According to [1], training are divided into two stages:
-
Run train_proposal.py to train the proposal network. The network is to generate proposal candidates. Aftering training, run prediction_proposal.py to generate proposal candidates.
-
Run train_fusion.py to train the fusion network. The network is to generate final results. Aftering training, run prediction_fusion.py to generate final results.
training_data: a list of data
training_data[0] = birdview
training_data[1] = anchor_label
training_data[2] = anchor_reg
training_data[3] = anchor_label_mask
training_data[4] = anchor_reg_mask
validation_data has same structure as training_data.
The format of prepared data should be:
birdview: Birdview generated from LIDAR point cloud. Format: .npy file. [number of images, row of a image, col of a image, channels]
anchor_label: Anchor labels corresponding to birdview. Format: .npy file. [number of images, row of a image, col of a image, number of anchors]. The values in anchor_label are either be one or zero. Being ones means the anchor are postive and otherwise are negative or invalid.
anchor_label_mask: Mask for valid anchors of label. Format: .npy file. [number of images, row of a image, col of a image, number of anchors]. The values in anchor_label_mask are either be one or zero. Being one means the corresponding anchors of label are counted in training otherwise are not.
anchor_reg: Anchor regression value corresponding to birdview. Format: .npy file. [number of images, row of a image, col of a image, number of anchors, number of regression values]. The values in anchor_reg are the regression values of each anchor.
anchor_reg_mask: Mask for valid anchors of regression.

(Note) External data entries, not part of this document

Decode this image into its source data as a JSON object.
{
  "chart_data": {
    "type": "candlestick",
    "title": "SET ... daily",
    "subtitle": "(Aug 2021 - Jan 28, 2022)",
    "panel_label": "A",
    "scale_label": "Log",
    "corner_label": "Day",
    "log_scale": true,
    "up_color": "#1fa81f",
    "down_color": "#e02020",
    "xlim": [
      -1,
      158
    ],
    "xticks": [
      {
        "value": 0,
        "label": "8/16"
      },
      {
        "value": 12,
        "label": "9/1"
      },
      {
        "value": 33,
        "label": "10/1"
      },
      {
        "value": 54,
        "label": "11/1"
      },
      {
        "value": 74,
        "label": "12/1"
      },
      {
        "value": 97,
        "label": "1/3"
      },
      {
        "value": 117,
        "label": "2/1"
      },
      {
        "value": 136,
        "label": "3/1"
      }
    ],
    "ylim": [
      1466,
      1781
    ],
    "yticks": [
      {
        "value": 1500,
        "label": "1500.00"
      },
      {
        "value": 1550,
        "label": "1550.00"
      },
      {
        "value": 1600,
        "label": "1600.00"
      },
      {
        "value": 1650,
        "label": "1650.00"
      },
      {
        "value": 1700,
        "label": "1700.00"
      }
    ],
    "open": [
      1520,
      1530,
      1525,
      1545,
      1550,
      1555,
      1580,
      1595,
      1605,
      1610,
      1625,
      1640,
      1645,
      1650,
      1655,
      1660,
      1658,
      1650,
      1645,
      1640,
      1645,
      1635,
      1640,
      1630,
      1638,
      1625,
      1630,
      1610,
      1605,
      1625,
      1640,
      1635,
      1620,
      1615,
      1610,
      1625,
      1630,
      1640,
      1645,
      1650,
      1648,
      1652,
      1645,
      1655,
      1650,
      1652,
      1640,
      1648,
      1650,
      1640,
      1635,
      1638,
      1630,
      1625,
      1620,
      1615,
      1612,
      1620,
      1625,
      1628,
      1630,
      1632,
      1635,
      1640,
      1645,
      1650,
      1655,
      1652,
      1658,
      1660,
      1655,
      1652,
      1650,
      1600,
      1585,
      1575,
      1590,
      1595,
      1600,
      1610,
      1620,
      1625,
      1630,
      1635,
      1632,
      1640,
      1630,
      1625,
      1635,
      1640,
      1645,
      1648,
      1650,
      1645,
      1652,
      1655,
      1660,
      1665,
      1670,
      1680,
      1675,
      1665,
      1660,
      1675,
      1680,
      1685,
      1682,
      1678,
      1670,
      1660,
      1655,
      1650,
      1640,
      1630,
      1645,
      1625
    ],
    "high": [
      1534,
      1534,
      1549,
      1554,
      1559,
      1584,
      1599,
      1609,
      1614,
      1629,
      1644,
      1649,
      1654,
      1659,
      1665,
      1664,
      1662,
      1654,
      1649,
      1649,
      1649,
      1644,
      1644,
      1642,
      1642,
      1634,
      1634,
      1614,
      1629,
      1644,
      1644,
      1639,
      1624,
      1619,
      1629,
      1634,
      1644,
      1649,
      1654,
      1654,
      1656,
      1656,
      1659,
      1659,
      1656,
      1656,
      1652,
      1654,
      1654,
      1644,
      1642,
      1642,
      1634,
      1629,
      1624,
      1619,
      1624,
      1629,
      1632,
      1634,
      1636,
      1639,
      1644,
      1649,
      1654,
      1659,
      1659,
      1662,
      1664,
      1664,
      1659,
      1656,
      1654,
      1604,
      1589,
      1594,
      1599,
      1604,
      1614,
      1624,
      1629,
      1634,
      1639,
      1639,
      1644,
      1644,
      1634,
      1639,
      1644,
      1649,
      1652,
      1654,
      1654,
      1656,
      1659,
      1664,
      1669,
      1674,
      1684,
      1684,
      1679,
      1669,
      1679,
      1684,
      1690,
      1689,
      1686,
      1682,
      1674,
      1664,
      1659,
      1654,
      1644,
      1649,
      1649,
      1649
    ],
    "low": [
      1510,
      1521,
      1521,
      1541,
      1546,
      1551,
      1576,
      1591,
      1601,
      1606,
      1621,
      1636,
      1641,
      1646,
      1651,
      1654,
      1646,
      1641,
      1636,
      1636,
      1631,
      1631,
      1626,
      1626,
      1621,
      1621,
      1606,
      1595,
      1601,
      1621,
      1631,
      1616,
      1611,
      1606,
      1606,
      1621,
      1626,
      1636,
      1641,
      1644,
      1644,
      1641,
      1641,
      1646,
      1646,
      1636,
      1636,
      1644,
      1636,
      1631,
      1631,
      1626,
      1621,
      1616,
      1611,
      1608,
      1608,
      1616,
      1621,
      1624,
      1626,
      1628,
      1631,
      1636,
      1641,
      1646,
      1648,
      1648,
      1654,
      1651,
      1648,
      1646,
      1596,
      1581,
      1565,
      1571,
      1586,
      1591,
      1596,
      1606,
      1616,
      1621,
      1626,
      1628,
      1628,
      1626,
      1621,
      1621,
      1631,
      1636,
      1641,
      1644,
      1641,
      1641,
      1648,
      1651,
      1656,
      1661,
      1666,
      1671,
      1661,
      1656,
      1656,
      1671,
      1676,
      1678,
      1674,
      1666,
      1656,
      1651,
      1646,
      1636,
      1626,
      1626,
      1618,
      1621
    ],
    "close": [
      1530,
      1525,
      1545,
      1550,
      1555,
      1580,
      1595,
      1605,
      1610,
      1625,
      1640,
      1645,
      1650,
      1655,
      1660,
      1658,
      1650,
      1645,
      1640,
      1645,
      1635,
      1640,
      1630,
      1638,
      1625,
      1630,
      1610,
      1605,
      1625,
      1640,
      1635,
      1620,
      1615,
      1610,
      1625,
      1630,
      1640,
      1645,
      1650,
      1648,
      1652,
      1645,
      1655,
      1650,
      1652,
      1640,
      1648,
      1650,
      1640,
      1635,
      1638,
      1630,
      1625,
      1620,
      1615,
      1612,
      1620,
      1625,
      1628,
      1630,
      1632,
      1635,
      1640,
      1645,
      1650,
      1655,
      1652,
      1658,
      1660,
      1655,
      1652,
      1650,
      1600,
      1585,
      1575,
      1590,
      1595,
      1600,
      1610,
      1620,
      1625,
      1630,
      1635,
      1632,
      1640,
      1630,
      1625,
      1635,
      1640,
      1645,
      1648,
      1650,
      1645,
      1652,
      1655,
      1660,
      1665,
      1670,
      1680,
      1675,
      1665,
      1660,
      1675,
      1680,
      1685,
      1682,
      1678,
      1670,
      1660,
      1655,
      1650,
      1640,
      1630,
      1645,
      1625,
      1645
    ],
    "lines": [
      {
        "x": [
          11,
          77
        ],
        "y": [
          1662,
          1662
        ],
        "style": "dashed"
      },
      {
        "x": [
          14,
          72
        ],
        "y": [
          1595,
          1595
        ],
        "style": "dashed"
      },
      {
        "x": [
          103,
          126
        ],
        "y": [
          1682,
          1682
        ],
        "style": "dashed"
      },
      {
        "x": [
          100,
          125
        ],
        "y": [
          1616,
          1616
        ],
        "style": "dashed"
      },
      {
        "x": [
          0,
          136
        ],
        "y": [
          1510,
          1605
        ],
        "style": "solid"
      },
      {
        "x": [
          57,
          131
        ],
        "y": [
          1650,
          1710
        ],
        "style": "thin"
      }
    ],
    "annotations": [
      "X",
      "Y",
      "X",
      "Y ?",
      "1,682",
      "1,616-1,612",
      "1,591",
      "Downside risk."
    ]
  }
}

Format: .npy file. [number of images, row of a image, col of a image, number of anchors]. The values in anchor_reg_mask are either be one or zero. Being one means the corresponding anchors of rehression are counted in training otherwise are not
training_data: a list containing training data
training_data[0] = data_birdview
training_data[1] = data_frontview
training_data[2] = data_rgbview
training_data[3] = data_birdview_rois
training_data[4] = data_frontview_rois
training_data[5] = data_rgbview_rois
training_data[6] = data_birdview_box_ind
training_data[7] = data_frontview_box_ind
training_data[8] = data_rgbview_box_ind
training_data[9] = data_ROI_labels
training_data[10] = data_ROI_regs
training_data[11] = data_cls_mask
training_data[12] = data_reg_mask
Validation_data has same structure as training_data.
The format of prepared data should be:
data_birdview: Birdview generated from LIDAR point cloud. Format: .npy file. [number of images, row of a image, col of a image, channels]
data_frontview: Frontview generated from LIDAR point cloud. Format: .npy file. [number of images, row of a image, col of a image, channels]
data_rgbview: Rgbview generated from rgb image. Format: .npy file. [number of images, row of a image, col of a image, channels]
data_birdview_rois: Region coordinate for birdview region pooling. Format: .npy file. [number of images * 200 regions, 4 (y1, x1, y2, x2)]
data_frontview_rois: Region coordinate for frontview region pooling. Format: .npy file. [number of images * 200 regions, 4 (y1, x1, y2, x2)]
data_rgbview_rois: Region coordinate for rgbview region pooling. Format: .npy file. [number of images * 200 regions, 4 (y1, x1, y2, x2)]
data_birdview_box_ind: The value of data_birdview_box_ind[i] specifies the birdview that the i-th box refers to. Format: .npy file. [number of images * 200 regions]
data_frontview_box_ind: The value of data_birdview_box_ind[i] specifies the frontview that the i-th box refers to. Format: .npy file. [number of images * 200 regions]
data_rgbview_box_ind: The value of data_birdview_box_ind[i] specifies the rgbview that the i-th box refers to. Format: .npy file. [number of images * 200 regions]
data_ROI_labels: Region labels. Format: .npy file. [number of images, 200 regions]. The values in data_ROI_labels are either be one or zero. Being ones means the region are postive otherwise are negative or invalid.
[1] Chen, Xiaozhi, et al. "Multi-view 3d object detection network for autonomous driving." IEEE CVPR. Vol. 1. No. 2. 2017.